Да мог. Он отлично его понимал. Просто ему не нравилась шекспировская риторика, сам он шёл в сторону «максимального упрощения текста», как говорит тот же Драгунский, его живости, лёгкости, летучести. И конечно, Шекспир ему казался тяжеловесен. Мне не очень ясно это противопоставление Мережковского, что вот герои Толстого живут в нём, а герои Шекспира — сами для себя. Просто Мережковский, который к тому же писал это непосредственно в присутствии Толстого, при его жизни, избегал выражаться прямо. На самом деле эту фразу следует читать очень просто: герои Толстого ведут себя так, как хочется Толстому, а герои Шекспира — живые и независимые люди. Это не всегда верно. Это верно, пожалуй, применительно только к поздним толстовским текстам, вроде «Фальшивого купона», таким назидательным.

А в принципе, конечно, Толстой никогда своих героев не ограничивает, и герои его ведут себя по-разному и весьма живо. В Шекспире, как правильно сказал Чехов, его раздражает масштаб. Чехов же говорит: «Нас, мелочь, он вообще в расчёт не берёт». А вот Шекспир, этот большой, взрослый, этот его раздражает. А мы можем играть в своей песочнице, сколько влезет. Поэтому Шекспира он не любит не за свободу. Шекспира он не любит за то, что тексты его принципиально барочные, сложны, многоуровневые. И когда Толстой начинает своим языком, своим корявым и упрощённым нарочито стилем пересказывать монолог Лира — это выходит гомерически смешно. Например, он говорит: «Входит Лир и требует, чтобы все выли, — а потом говорит: — Если бы у него были все глаза и языки присутствующих, он сделал бы из них такое употребление, что небеса треснули бы!» Это смешно, как смешон любой буквализм. Но на самом деле, конечно, «Король Лир» — это как-нибудь не хуже, чем у Толстого, просто это иначе.

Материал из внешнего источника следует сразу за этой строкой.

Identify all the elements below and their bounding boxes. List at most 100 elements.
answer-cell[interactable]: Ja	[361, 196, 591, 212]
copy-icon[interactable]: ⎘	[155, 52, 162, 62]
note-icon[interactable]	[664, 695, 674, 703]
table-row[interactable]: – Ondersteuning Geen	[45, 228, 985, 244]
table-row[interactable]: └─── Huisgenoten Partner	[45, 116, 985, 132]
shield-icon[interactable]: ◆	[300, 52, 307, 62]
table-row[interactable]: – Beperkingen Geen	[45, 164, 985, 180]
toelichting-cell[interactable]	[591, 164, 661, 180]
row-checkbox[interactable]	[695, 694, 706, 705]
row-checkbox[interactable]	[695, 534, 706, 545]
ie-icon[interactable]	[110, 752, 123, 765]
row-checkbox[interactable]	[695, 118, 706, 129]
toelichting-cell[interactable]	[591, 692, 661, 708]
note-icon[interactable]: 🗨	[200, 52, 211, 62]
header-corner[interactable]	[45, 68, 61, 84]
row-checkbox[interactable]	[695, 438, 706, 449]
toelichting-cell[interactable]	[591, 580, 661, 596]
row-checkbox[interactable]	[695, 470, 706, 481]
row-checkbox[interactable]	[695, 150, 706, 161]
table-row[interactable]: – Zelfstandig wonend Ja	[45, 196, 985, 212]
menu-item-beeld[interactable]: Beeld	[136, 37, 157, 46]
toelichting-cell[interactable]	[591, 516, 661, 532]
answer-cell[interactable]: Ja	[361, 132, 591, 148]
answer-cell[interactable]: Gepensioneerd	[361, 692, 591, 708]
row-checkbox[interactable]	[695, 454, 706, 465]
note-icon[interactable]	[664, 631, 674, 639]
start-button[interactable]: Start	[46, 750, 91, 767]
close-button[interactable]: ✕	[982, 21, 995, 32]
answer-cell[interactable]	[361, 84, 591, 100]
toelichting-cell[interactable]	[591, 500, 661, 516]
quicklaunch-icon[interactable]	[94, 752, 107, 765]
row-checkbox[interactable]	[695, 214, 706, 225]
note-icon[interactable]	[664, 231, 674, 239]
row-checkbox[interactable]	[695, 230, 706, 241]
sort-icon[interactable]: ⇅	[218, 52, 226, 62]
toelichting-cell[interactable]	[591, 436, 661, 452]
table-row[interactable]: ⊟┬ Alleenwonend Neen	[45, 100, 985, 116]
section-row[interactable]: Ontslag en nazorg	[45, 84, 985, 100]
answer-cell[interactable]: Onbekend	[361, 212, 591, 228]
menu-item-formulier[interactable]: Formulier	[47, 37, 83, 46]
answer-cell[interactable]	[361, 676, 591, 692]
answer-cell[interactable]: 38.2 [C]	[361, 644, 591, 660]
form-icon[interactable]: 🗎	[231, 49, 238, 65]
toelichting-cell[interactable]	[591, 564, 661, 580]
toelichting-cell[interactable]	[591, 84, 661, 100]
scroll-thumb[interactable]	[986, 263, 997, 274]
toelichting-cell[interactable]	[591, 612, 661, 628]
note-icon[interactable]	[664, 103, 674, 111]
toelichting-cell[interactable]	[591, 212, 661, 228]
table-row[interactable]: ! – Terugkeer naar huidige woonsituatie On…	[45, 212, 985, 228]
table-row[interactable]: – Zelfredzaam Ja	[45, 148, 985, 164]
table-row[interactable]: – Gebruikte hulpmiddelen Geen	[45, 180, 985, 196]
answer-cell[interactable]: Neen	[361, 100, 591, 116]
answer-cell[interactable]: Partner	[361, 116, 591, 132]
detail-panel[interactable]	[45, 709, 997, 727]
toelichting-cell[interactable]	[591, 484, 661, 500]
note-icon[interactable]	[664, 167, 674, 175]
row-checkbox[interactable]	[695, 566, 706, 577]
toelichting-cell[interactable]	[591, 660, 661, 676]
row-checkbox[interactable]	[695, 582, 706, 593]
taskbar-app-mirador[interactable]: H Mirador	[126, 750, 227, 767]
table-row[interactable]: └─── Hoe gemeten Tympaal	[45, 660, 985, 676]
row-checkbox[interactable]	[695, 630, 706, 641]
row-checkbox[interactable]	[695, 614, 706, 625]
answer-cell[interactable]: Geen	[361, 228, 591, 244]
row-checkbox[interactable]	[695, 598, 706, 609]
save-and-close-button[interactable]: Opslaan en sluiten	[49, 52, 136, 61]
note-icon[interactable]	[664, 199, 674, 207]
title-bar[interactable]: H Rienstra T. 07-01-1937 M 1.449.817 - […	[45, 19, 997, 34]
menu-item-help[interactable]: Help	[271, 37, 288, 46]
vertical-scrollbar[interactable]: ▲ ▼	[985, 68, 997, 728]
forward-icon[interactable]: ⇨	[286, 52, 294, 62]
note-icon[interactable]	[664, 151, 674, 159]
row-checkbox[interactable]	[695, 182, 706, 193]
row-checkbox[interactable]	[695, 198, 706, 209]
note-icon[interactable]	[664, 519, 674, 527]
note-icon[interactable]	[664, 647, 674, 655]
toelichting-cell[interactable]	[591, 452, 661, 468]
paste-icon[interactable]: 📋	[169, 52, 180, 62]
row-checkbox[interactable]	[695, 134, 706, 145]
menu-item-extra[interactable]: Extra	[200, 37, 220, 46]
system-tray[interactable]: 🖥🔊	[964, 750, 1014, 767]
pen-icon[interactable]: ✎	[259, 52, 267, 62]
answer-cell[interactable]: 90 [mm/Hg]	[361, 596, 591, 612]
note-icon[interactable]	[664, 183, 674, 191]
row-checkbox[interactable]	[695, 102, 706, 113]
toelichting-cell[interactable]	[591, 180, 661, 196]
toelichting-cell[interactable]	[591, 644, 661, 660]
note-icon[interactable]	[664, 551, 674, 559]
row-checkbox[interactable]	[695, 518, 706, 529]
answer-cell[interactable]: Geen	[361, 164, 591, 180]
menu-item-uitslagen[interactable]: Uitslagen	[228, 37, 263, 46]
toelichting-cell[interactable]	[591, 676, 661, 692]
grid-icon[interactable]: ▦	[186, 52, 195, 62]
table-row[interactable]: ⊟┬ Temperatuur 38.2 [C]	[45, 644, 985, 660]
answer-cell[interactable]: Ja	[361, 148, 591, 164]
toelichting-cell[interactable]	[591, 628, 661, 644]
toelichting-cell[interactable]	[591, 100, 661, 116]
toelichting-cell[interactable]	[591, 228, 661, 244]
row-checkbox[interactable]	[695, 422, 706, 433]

«Вы слышали гипотезу, что развитие творческих способностей связано с половым отбором внутри вида?»

Слышал, но сводить искусство к брачным танцам, воля ваша, не могу. Я вообще про всякие виды отбора — половой отбор, естественный отбор, нравственный отбор. Я ко всему этому отношусь с изрядным скепсисом. Я же никому не навязываю свою точку зрения. Ну, дайте и мне право на мою.

«Думали ли вы над тем, что мата как такого не существует, то есть матерные слова — всего лишь дополнительные синонимы к известной физиологической терминологии?»

Э нет, не надо, пожалуйста! Мат — это наследие тех времён, когда «солнце останавливали словом, словом разрушали города», это магическая ритуальная формула. И не надо его, пожалуйста, обеднять и сводить к физиологической символике, поскольку мат, во всяком случае русский, он гораздо шире любой физиологии. Ну, достаточно вспомнить замечательную загадку Зализняка, высокого лингвиста. Попробуйте перевести на обсценную лексику фразу: «О, неосторожный незнакомец! Пожалуй, следовало бы наказать тебя ударом по лицу». Причём все слова должны быть одного корня. Это нетрудно. И задача имеет единственное решение. Это нетрудно, но это показывает замечательную глубину и многообразие матерной лексики. Можете на досуге её решить.

«Утрачивает ли песенный английский свою акустическую привлекательность при освоении языка и понимании смысла песен?»